Do I get it, or am I completely wrong again ? :sweat_smile:

You basically got it, but you're really seeing a distinction where there isn't one - all generic parameters work by creating separate monomorphizations of the item (type, function, or anything else) with specific instances of the parameters substituted in, whether those parameters are typenames or values. It is conceptually similar to C macros, but unlike C, it's all type safe and integrated into the language proper rather than doing raw text substitution on top of it. (So no issues with having to surround your macro output with brackets for precedence reasons)

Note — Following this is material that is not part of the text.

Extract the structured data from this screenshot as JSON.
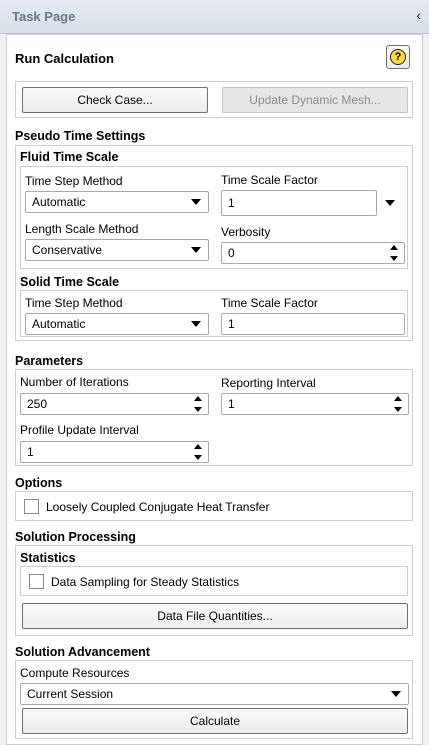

Before generic consts were a thing, where the only non-lifetime you could use as a parameter was another type name, we produced the same effect it by hacking it with associated constants. You could write this:

trait Storage {
    const CAPACITY: usize;
}

struct Small;
impl Storage for Small {
    const CAPACITY: usize = 10;
}

struct Big;
impl Storage for Big {
    const CAPACITY: usize = 10000;
}

fn do_something<T: Storage>() {
    for _ in 0..(T::CAPACITY) {}
}

Which meant if you then called do_something<Small>, the compiler would see that and resolve it into something equivalent to:

fn do_something_small() {
    for _ in 0..Small::CAPACITY {}
}

And Small::CAPACITY, individually, is a known constant that can be subtituted at the point of use:

fn do_something_small() {
    for _ in 0..10 {}
}

And from there, it's no different than if you'd hard-coded the value in the original source.

2 Likes

For an example of this inference in action with a generic type parameter that is not passed instead of a const parameter, consider

fn empty_array_create<T>() -> [T; 0] {
    []
}

fn main() {
    // works
    let _arr: [Vec<String>; 0] = empty_array_create();
    // fails
    // let _arr = empty_array_create();
}

You can think about them as desugaring to

empty_array_create::<Vec<String>>();
array_create::<_, f64, N>(&a0, |x| x * (1.0 - x));

However, there is no actual desugaring -- there are situations where you can't use turbofish, but inference will still work.

1 Like

This is a very interesting example, but what would be the proper syntax for calling them in main ? Is it:

fn main() {
    do_something<Big>();
}

or is it a usecase for the turbofish operator:

fn main() {
    do_something::<Big>();
}

?

It's the latter (the compiler will catch if you type the former and tell you to use the latter).

1 Like

Thank you everyone !

Things are a lot more clear like this.